Texas Floats Plans to Boost Medicaid Funding Through SNF Quality Program

After a high-profile bankruptcy in December of last year, Texas now has two bills that aim to provide some Medicaid reimbursement relief to skilled nursing providers in the state.

The bills, Senate Bill 1050 and House Bill 3342, would establish a long-term care quality provider participation program (QPPP) in the state that provides additional compensation to nursing facilities that meet certain quality metrics. The bills would also seek to boost overall Medicaid funding by creating a pool of incentive money for innovative and high-quality SNFs, funded with annual payments from all operators in the state.

The most providers could get out of the program, if it is enacted, would be about $18 per resident per day, which does not stanch the average loss of $27 per Medicaid resident per day, Scot Kibbe, Texas Health Care Association (THCA) director of government relations, told Skilled Nursing News. But it “would make a significant dent in it and help enormously the facilities that are struggling,” he said.

Advertisement

The THCA is the local affiliate of the American Health Care Association (AHCA), a trade group for for-profit nursing homes.

Distress in Texas

The proposed legislation comes just months after Dallas-based Senior Care Centers, one of the largest providers in the state of Texas with more than 10,000 residents and almost 11,000 employees, filed for Chapter 11 bankruptcy. More recently, Omega Healthcare Investors, Inc. (NYSE:OHI) had a Denton, Texas-based operating tenant underpay about $4 million in rent.

“While Daybreak has implemented many favorable changes to their business, the operating environment in Texas remains challenging near-term, with low occupancy and one of the lowest Medicaid reimbursement rates in the country,” Omega CEO Taylor Pickett said in the real estate investment trust’s (REIT) fourth quarter earnings press release.

Advertisement

In addition, Genesis HealthCare announced in April last year that it would exit the state entirely, Kibbe noted.

LTC Properties (NYSE: LTC) CEO Wendy Simpson, whose company is in the process of installing new tenants at 11 of its properties currently operated by Senior Care Centers, specifically pointed to the bills as a reason for optimism in the state going forward.

“We are closely monitoring the current biennium legislative session in Texas pertaining to a proposed provider tax bill that the for-profit skilled nursing industry has long supported,” Simpson said during the REIT’s fourth-quarter 2018 earnings call earlier this month. “Passage of such a bill would bring needed relief to many operators in Texas and positively impact coverage in LTC’s skilled portfolio.”

With a strong economy making it hard to recruit workers to begin with, the low reimbursement for Medicaid from Texas exacerbates the issue, Kibbe said. And with 62% of the Lone Star State’s nursing facility residents depending on Medicaid, the low reimbursement is a widespread issue for providers in the state.

If the bills are enacted by the Texas Legislature, nursing homes under their jurisdiction — exceptions include state-owned veterans’ facilities, nonprofits and continuing care retirement communities (CCRCs) — will pay a quality provider participation payment that is calculated annually by the state Health and Human Services Commission. Nursing facilities cannot charge this payment to their residents.

The funds would go to a trust fund held by the Texas comptroller, outside the state treasury, and would be distributed along with any corresponding federal matching funds, according to the bills. After covering the costs of developing and administering systems for the program and reimbursing the Medicaid share of the payment, the remainder would be distributed to SNFs. Half of that remainder would go to Medicaid-eligible nursing homes that show a history of expenditures for capital improvements, renovations, or other improvements related to direct care services.

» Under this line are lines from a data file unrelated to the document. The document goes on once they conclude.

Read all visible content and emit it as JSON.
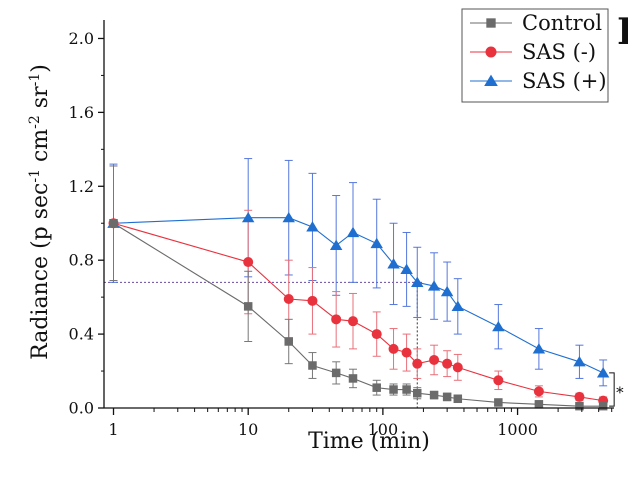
{
  "chart_data": {
    "type": "line",
    "panel_letter": "I",
    "xlabel": "Time (min)",
    "ylabel": {
      "parts": [
        "Radiance (p sec",
        "-1",
        " cm",
        "-2",
        " sr",
        "-1",
        ")"
      ]
    },
    "x_scale": "log",
    "xlim": [
      0.85,
      5200
    ],
    "ylim": [
      0,
      2.1
    ],
    "x_ticks": [
      {
        "value": 1,
        "label": "1"
      },
      {
        "value": 10,
        "label": "10"
      },
      {
        "value": 100,
        "label": "100"
      },
      {
        "value": 1000,
        "label": "1000"
      }
    ],
    "y_ticks": [
      {
        "value": 0.0,
        "label": "0.0"
      },
      {
        "value": 0.4,
        "label": "0.4"
      },
      {
        "value": 0.8,
        "label": "0.8"
      },
      {
        "value": 1.2,
        "label": "1.2"
      },
      {
        "value": 1.6,
        "label": "1.6"
      },
      {
        "value": 2.0,
        "label": "2.0"
      }
    ],
    "reference_line": {
      "y": 0.68,
      "x_end": 180
    },
    "significance": {
      "label": "*",
      "x": 4320,
      "y_low": 0.01,
      "y_high": 0.19
    },
    "legend": {
      "position": "top-right"
    },
    "series": [
      {
        "name": "Control",
        "marker": "square",
        "color": "#6b6b6b",
        "errcolor": "#777777",
        "x": [
          1,
          10,
          20,
          30,
          45,
          60,
          90,
          120,
          150,
          180,
          240,
          300,
          360,
          720,
          1440,
          2880,
          4320
        ],
        "y": [
          1.0,
          0.55,
          0.36,
          0.23,
          0.19,
          0.16,
          0.11,
          0.1,
          0.1,
          0.08,
          0.07,
          0.06,
          0.05,
          0.03,
          0.02,
          0.01,
          0.01
        ],
        "err": [
          0.31,
          0.19,
          0.12,
          0.07,
          0.06,
          0.05,
          0.04,
          0.03,
          0.03,
          0.03,
          0.02,
          0.02,
          0.02,
          0.01,
          0.01,
          0.01,
          0.01
        ]
      },
      {
        "name": "SAS (-)",
        "marker": "circle",
        "color": "#e8333f",
        "errcolor": "#e8707a",
        "x": [
          1,
          10,
          20,
          30,
          45,
          60,
          90,
          120,
          150,
          180,
          240,
          300,
          360,
          720,
          1440,
          2880,
          4320
        ],
        "y": [
          1.0,
          0.79,
          0.59,
          0.58,
          0.48,
          0.47,
          0.4,
          0.32,
          0.3,
          0.24,
          0.26,
          0.24,
          0.22,
          0.15,
          0.09,
          0.06,
          0.04
        ],
        "err": [
          0.31,
          0.28,
          0.21,
          0.18,
          0.15,
          0.15,
          0.12,
          0.11,
          0.1,
          0.08,
          0.08,
          0.07,
          0.07,
          0.05,
          0.03,
          0.02,
          0.02
        ]
      },
      {
        "name": "SAS (+)",
        "marker": "triangle",
        "color": "#1f6fd1",
        "errcolor": "#5577dd",
        "x": [
          1,
          10,
          20,
          30,
          45,
          60,
          90,
          120,
          150,
          180,
          240,
          300,
          360,
          720,
          1440,
          2880,
          4320
        ],
        "y": [
          1.0,
          1.03,
          1.03,
          0.98,
          0.88,
          0.95,
          0.89,
          0.78,
          0.75,
          0.68,
          0.66,
          0.63,
          0.55,
          0.44,
          0.32,
          0.25,
          0.19
        ],
        "err": [
          0.32,
          0.32,
          0.31,
          0.29,
          0.27,
          0.27,
          0.24,
          0.22,
          0.2,
          0.19,
          0.18,
          0.16,
          0.15,
          0.12,
          0.11,
          0.09,
          0.07
        ]
      }
    ]
  }
}
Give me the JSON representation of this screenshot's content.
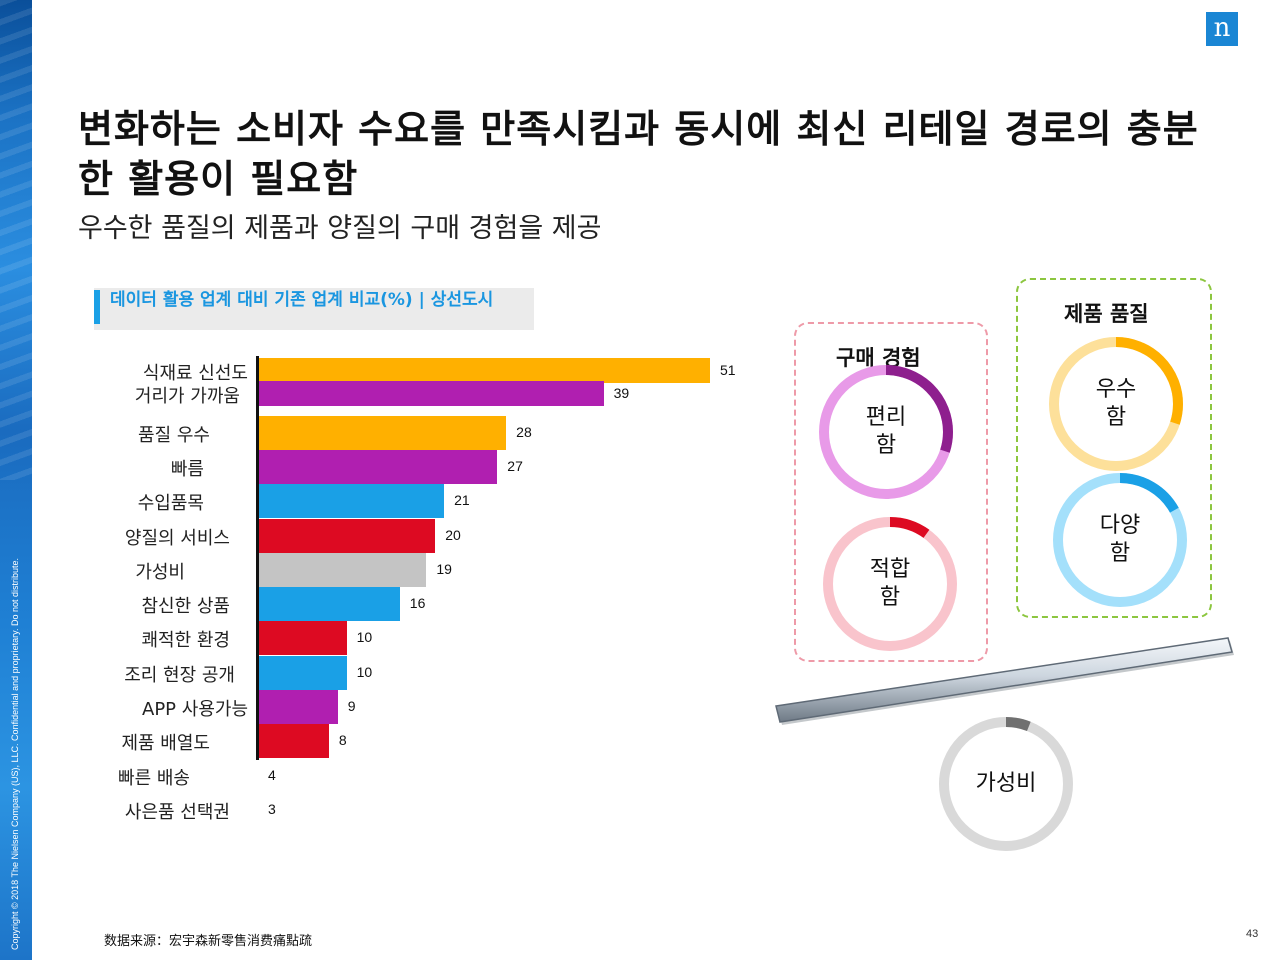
{
  "title": "변화하는 소비자 수요를 만족시킴과 동시에 최신 리테일 경로의 충분한 활용이 필요함",
  "subtitle": "우수한 품질의 제품과 양질의 구매 경험을 제공",
  "logo_text": "n",
  "copyright": "Copyright © 2018 The Nielsen Company (US), LLC. Confidential and proprietary. Do not distribute.",
  "source_text": "数据来源：宏宇森新零售消费痛點疏",
  "page_number": "43",
  "chart_data": {
    "type": "bar",
    "orientation": "horizontal",
    "title": "데이터 활용 업계 대비 기존 업계 비교(%) | 상선도시",
    "categories": [
      "식재료 신선도",
      "거리가 가까움",
      "품질 우수",
      "빠름",
      "수입품목",
      "양질의 서비스",
      "가성비",
      "참신한 상품",
      "쾌적한 환경",
      "조리 현장 공개",
      "APP 사용가능",
      "제품 배열도",
      "빠른 배송",
      "사은품 선택권"
    ],
    "values": [
      51,
      39,
      28,
      27,
      21,
      20,
      19,
      16,
      10,
      10,
      9,
      8,
      4,
      3
    ],
    "bar_colors": [
      "#ffb000",
      "#b01fb0",
      "#ffb000",
      "#b01fb0",
      "#1aa0e6",
      "#dd0a22",
      "#c4c4c4",
      "#1aa0e6",
      "#dd0a22",
      "#1aa0e6",
      "#b01fb0",
      "#dd0a22",
      "#dd0a22",
      "#dd0a22"
    ],
    "xlim": [
      0,
      55
    ]
  },
  "groups": {
    "purchase": {
      "title": "구매 경험",
      "border_color": "#ee9aa8"
    },
    "quality": {
      "title": "제품 품질",
      "border_color": "#8cc63f"
    }
  },
  "donuts": [
    {
      "label": "편리함",
      "line1": "편리",
      "line2": "함",
      "fraction": 0.3,
      "color": "#8e1f8e",
      "track": "#e89ae8"
    },
    {
      "label": "적합함",
      "line1": "적합",
      "line2": "함",
      "fraction": 0.1,
      "color": "#dd0a22",
      "track": "#f9c4cc"
    },
    {
      "label": "우수함",
      "line1": "우수",
      "line2": "함",
      "fraction": 0.3,
      "color": "#ffb000",
      "track": "#fde09a"
    },
    {
      "label": "다양함",
      "line1": "다양",
      "line2": "함",
      "fraction": 0.17,
      "color": "#1aa0e6",
      "track": "#a4e0fb"
    },
    {
      "label": "가성비",
      "line1": "가성비",
      "line2": "",
      "fraction": 0.06,
      "color": "#707070",
      "track": "#d9d9d9"
    }
  ]
}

The other 50% would go to nursing facilities based on several factors, in order: performance under the Centers for Medicare & Medicaid Services (CMS) Five-Star Quality Rating System, increased investments in direct care staffing and resident programming and the development and funding of additional quality payments for unique long-term care needs that are not funded separately.

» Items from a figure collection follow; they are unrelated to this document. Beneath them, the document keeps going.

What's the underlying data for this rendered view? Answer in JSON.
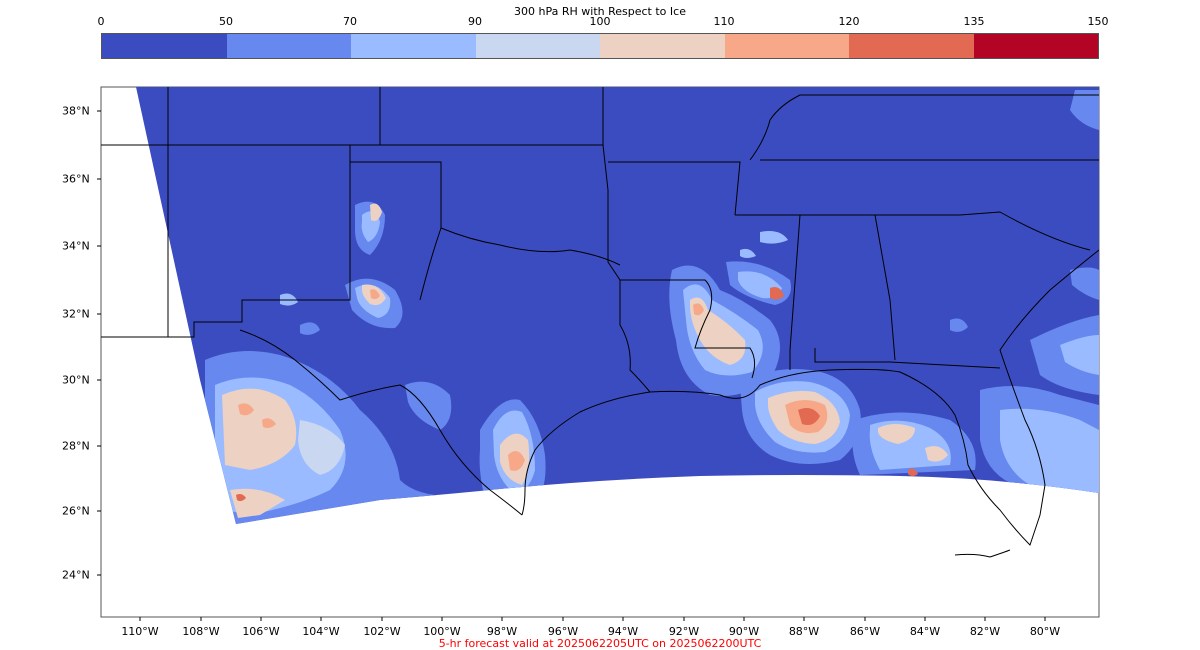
{
  "colorbar": {
    "title": "300 hPa RH with Respect to Ice",
    "ticks": [
      "0",
      "50",
      "70",
      "90",
      "100",
      "110",
      "120",
      "135",
      "150"
    ],
    "colors": [
      "#3b4cc0",
      "#6788ee",
      "#9abbff",
      "#c9d7f0",
      "#edd1c2",
      "#f7a889",
      "#e26952",
      "#b40426"
    ]
  },
  "axes": {
    "lat_labels": [
      "38°N",
      "36°N",
      "34°N",
      "32°N",
      "30°N",
      "28°N",
      "26°N",
      "24°N"
    ],
    "lon_labels": [
      "110°W",
      "108°W",
      "106°W",
      "104°W",
      "102°W",
      "100°W",
      "98°W",
      "96°W",
      "94°W",
      "92°W",
      "90°W",
      "88°W",
      "86°W",
      "84°W",
      "82°W",
      "80°W"
    ]
  },
  "footer": {
    "text": "5-hr forecast valid at 2025062205UTC on 2025062200UTC",
    "color": "#ff0000"
  }
}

In practice, this means facilities would get about $9 per Medicaid resident per day to go to core functions. SNFs that do well on quality metrics could earn back an additional $9 at most, Kibbe explained.

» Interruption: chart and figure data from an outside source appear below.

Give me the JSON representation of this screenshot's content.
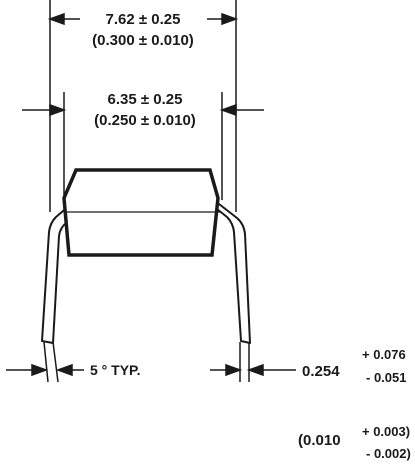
{
  "dimensions": {
    "overall_width": {
      "metric": "7.62 ± 0.25",
      "imperial": "(0.300 ± 0.010)"
    },
    "body_width": {
      "metric": "6.35 ± 0.25",
      "imperial": "(0.250 ± 0.010)"
    },
    "lead_angle": {
      "label": "5 ° TYP."
    },
    "lead_thickness": {
      "metric_nominal": "0.254",
      "metric_plus": "+ 0.076",
      "metric_minus": "- 0.051",
      "imperial_nominal": "(0.010",
      "imperial_plus": "+ 0.003)",
      "imperial_minus": "- 0.002)"
    }
  },
  "colors": {
    "line": "#1a1a1a",
    "background": "#ffffff"
  }
}
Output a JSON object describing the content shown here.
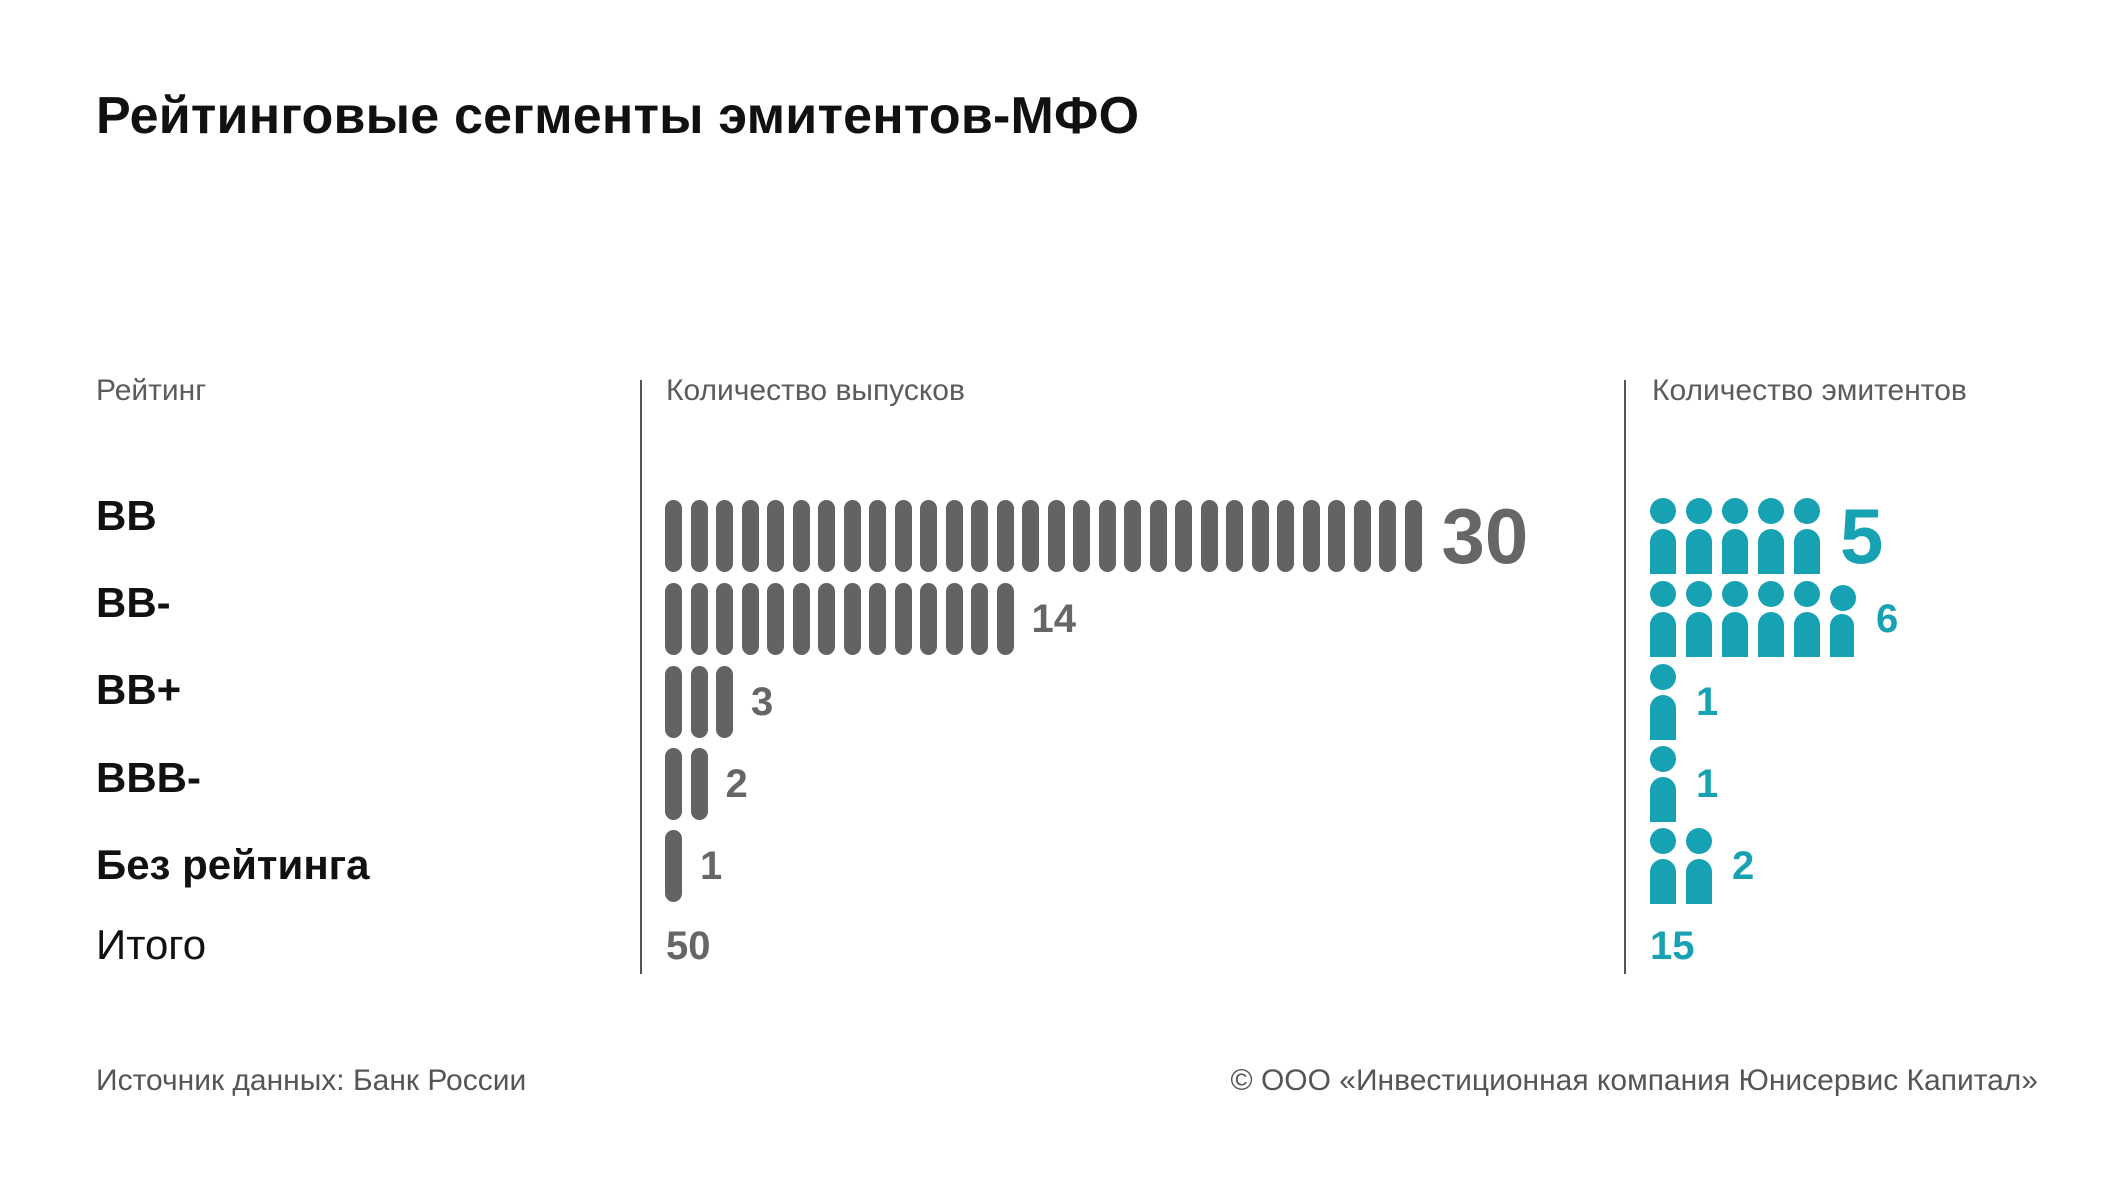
{
  "title": "Рейтинговые сегменты эмитентов-МФО",
  "headers": {
    "rating": "Рейтинг",
    "issues": "Количество выпусков",
    "issuers": "Количество эмитентов"
  },
  "chart_data": {
    "type": "bar",
    "title": "Рейтинговые сегменты эмитентов-МФО",
    "categories": [
      "BB",
      "BB-",
      "BB+",
      "BBB-",
      "Без рейтинга"
    ],
    "series": [
      {
        "name": "Количество выпусков",
        "values": [
          30,
          14,
          3,
          2,
          1
        ],
        "color": "#636363"
      },
      {
        "name": "Количество эмитентов",
        "values": [
          5,
          6,
          1,
          1,
          2
        ],
        "color": "#17a2b4"
      }
    ],
    "total_label": "Итого",
    "totals": {
      "issues": "50",
      "issuers": "15"
    }
  },
  "rows": [
    {
      "label": "BB",
      "issues": "30",
      "issuers": "5"
    },
    {
      "label": "BB-",
      "issues": "14",
      "issuers": "6"
    },
    {
      "label": "BB+",
      "issues": "3",
      "issuers": "1"
    },
    {
      "label": "BBB-",
      "issues": "2",
      "issuers": "1"
    },
    {
      "label": "Без рейтинга",
      "issues": "1",
      "issuers": "2"
    }
  ],
  "total": {
    "label": "Итого",
    "issues": "50",
    "issuers": "15"
  },
  "footer": {
    "source": "Источник данных: Банк России",
    "copyright": "© ООО «Инвестиционная компания Юнисервис Капитал»"
  },
  "colors": {
    "issues_bar": "#636363",
    "issuers_icon": "#17a2b4",
    "text": "#111111"
  }
}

The program is similar to ones in 43 other states and the District of Columbia, but it would be new to Texas if it is enacted, Kibbe noted. And with federal matching funds, the state would receive approximately $2.50 from the federal government for every $1 committed to Washington, according to the Texas Health Care Association.

The average daily Medicaid rate per day is $143, but with the QPPP, it would rise to $160, THCA said. That compares to an average cost per diem of $170 for Texas, the organization noted, citing Medicaid shortfall report data from 2016.

The headaches from the Medicaid shortfall go beyond just cash flow, Kibbe noted. The challenge of keeping staff — the turnover rate can be 97% on average for nurses and CNAs, according to Kibbe — worsens quality issues by making it difficult for residents and staff to form meaningful relationships. Implementing the QPPP would help the residents, he told SNN.

“The funding would help us address that,” he said. “It would help us bring up our quality, be able to pay staff, keep staff.”